For years, hospitals and most other healthcare providers have regularly screened new and existing employees for tuberculosis as part of their required infection-control programs. However, the U.S. Equal Employment Opportunity Commission's (EEOC) recent challenge of an employer's TB screening practices may change the way healthcare employers approach this fundamental and long-practiced precaution.

Expanding Its Approach

On May 30, the EEOC announced a consent decree with a Michigan rehabilitation and nursing company, settling a lawsuit initiated by the Commission. As a result, the company must pay an employee $25,000.00 and retrain employees involved in its hiring and screening processes. The EEOC contended that the company violated the ADA by not allowing an employee to work after she tested positive during a preliminary TB screening. Specifically, the Commission alleged that the company discriminated by regarding the employee as disabled, even though she was purportedly not contagious and posed no direct health risk to those around her.

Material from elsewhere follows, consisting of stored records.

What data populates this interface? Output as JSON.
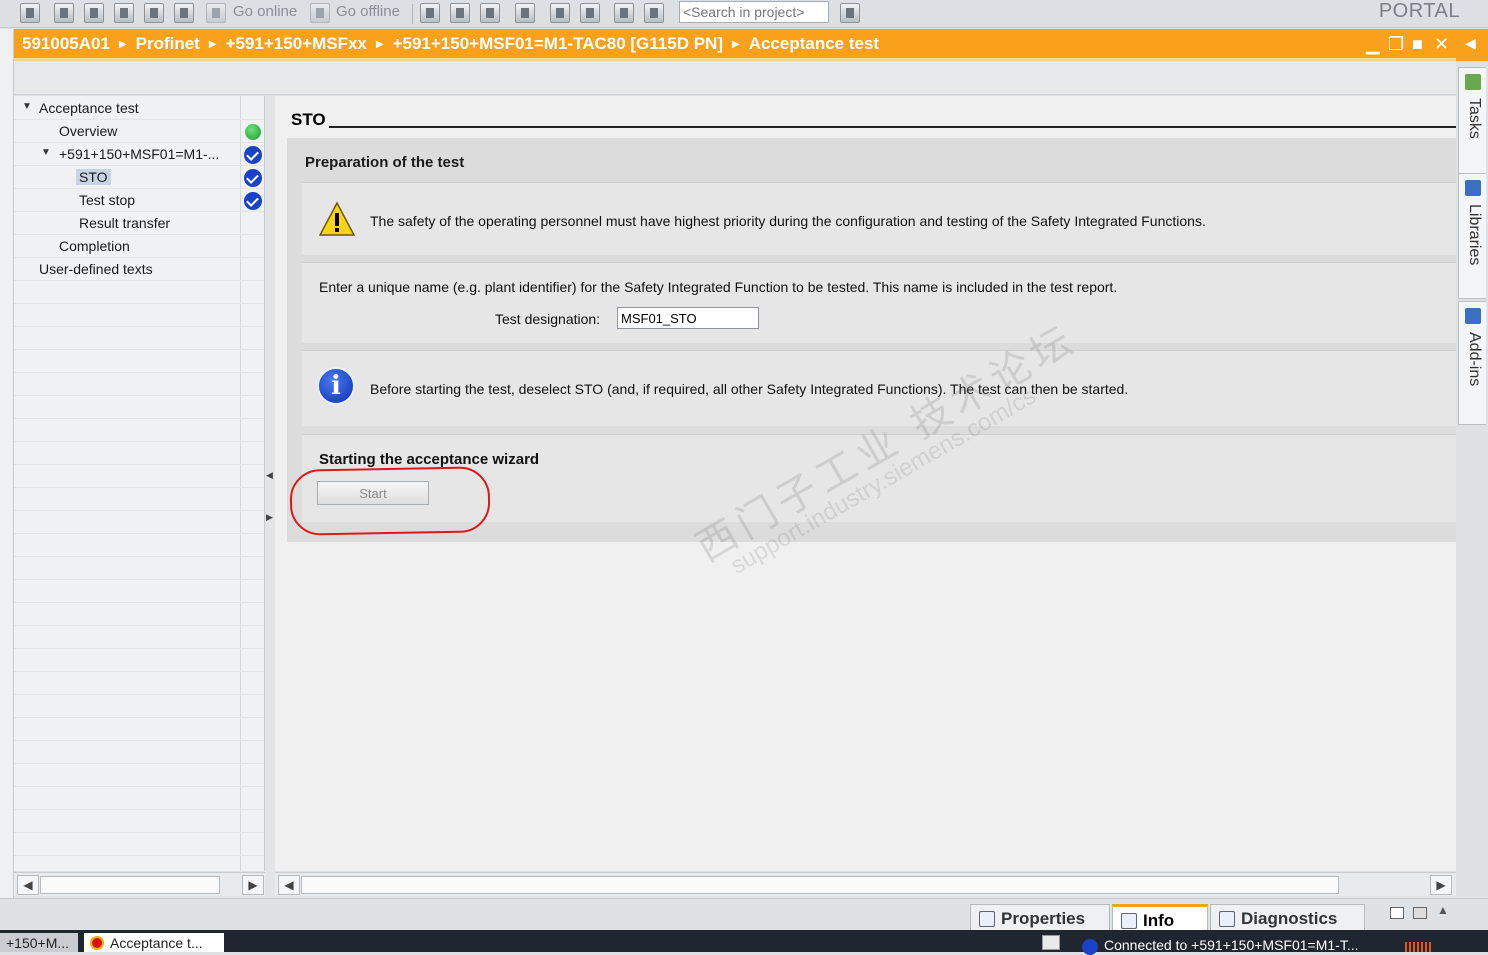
{
  "toolbar": {
    "go_online": "Go online",
    "go_offline": "Go offline",
    "search_placeholder": "<Search in project>",
    "portal": "PORTAL"
  },
  "breadcrumb": [
    "591005A01",
    "Profinet",
    "+591+150+MSFxx",
    "+591+150+MSF01=M1-TAC80 [G115D PN]",
    "Acceptance test"
  ],
  "window_controls": {
    "minimize": "▁",
    "float": "❐",
    "maximize": "■",
    "close": "✕"
  },
  "side_tabs": [
    "Tasks",
    "Libraries",
    "Add-ins"
  ],
  "tree": {
    "items": [
      {
        "label": "Acceptance test",
        "status": "none"
      },
      {
        "label": "Overview",
        "status": "green"
      },
      {
        "label": "+591+150+MSF01=M1-...",
        "status": "check"
      },
      {
        "label": "STO",
        "status": "check"
      },
      {
        "label": "Test stop",
        "status": "check"
      },
      {
        "label": "Result transfer",
        "status": "none"
      },
      {
        "label": "Completion",
        "status": "none"
      },
      {
        "label": "User-defined texts",
        "status": "none"
      }
    ]
  },
  "main": {
    "title": "STO",
    "prep_title": "Preparation of the test",
    "warning_text": "The safety of the operating personnel must have highest priority during the configuration and testing of the Safety Integrated Functions.",
    "name_instruction": "Enter a unique name (e.g. plant identifier) for the Safety Integrated Function to be tested. This name is included in the test report.",
    "designation_label": "Test designation:",
    "designation_value": "MSF01_STO",
    "info_text": "Before starting the test, deselect STO (and, if required, all other Safety Integrated Functions). The test can then be started.",
    "wizard_title": "Starting the acceptance wizard",
    "start_label": "Start"
  },
  "watermark": {
    "cn": "西门子工业 技术论坛",
    "url": "support.industry.siemens.com/cs"
  },
  "bottom_tabs": {
    "properties": "Properties",
    "info": "Info",
    "diagnostics": "Diagnostics"
  },
  "taskbar": {
    "task1": "+150+M...",
    "task2": "Acceptance t...",
    "connected": "Connected to +591+150+MSF01=M1-T..."
  },
  "colors": {
    "accent": "#f9a11b",
    "check": "#1942c6",
    "ok": "#1d9b2e",
    "highlight_ring": "#e01818"
  }
}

The facts of this case are highly specific, but the implications illustrate some challenges of ADA compliance and could have far-reaching implications. According to the U.S. Centers for Disease Control and Prevention (CDC), people who work or receive care in healthcare settings are at higher risk for becoming infected with TB. Therefore, healthcare facilities must have detailed infection-control plans to ensure prompt detection of infectious patients, airborne precautions, and treatment of people with suspected or confirmed TB disease. A fundamental goal of these plans is to reduce the risk to uninfected people who may be exposed. Testing of healthcare workers, under the supervision of qualified healthcare professionals, meets these requirements and goals.

In the Michigan case, the tension apparently arises from the contention that a positive result on a preliminary screening test led to an employee being unreasonably kept from working, even though she was purportedly not infectious. Although that analysis ultimately turns on the informed opinions of medical professionals, this scenario makes one powerful point: under the Americans with Disabilities Act, there are virtually no "one size fits all" solutions. In every case, employers must be able to demonstrate that they have conducted an individualized analysis of the employee's circumstances. Without an analysis tailored to the employee's specific condition, working conditions and duties, simply following "standard" practices or policies will not pass muster.

In other words, an employee who tests positive for an infectious condition can likely be excluded from direct patient contact and perhaps from contact with fellow employees. On the other hand, if the condition is not infectious or may be reliably addressed by the use of "standard precautions," there may be no legitimate reason to remove the employee from the workplace.

Thus, even though the EEOC's action may at first blush seem to be unreasonable or overly-intrusive, the points of controversy are becoming increasingly clear. To avoid potential ADA violations, you must conduct and document individualized evaluations not just when you receive requests for accommodations, but when an employee's medical or mental condition appears to be interfering with the safe performance of the employee's duties.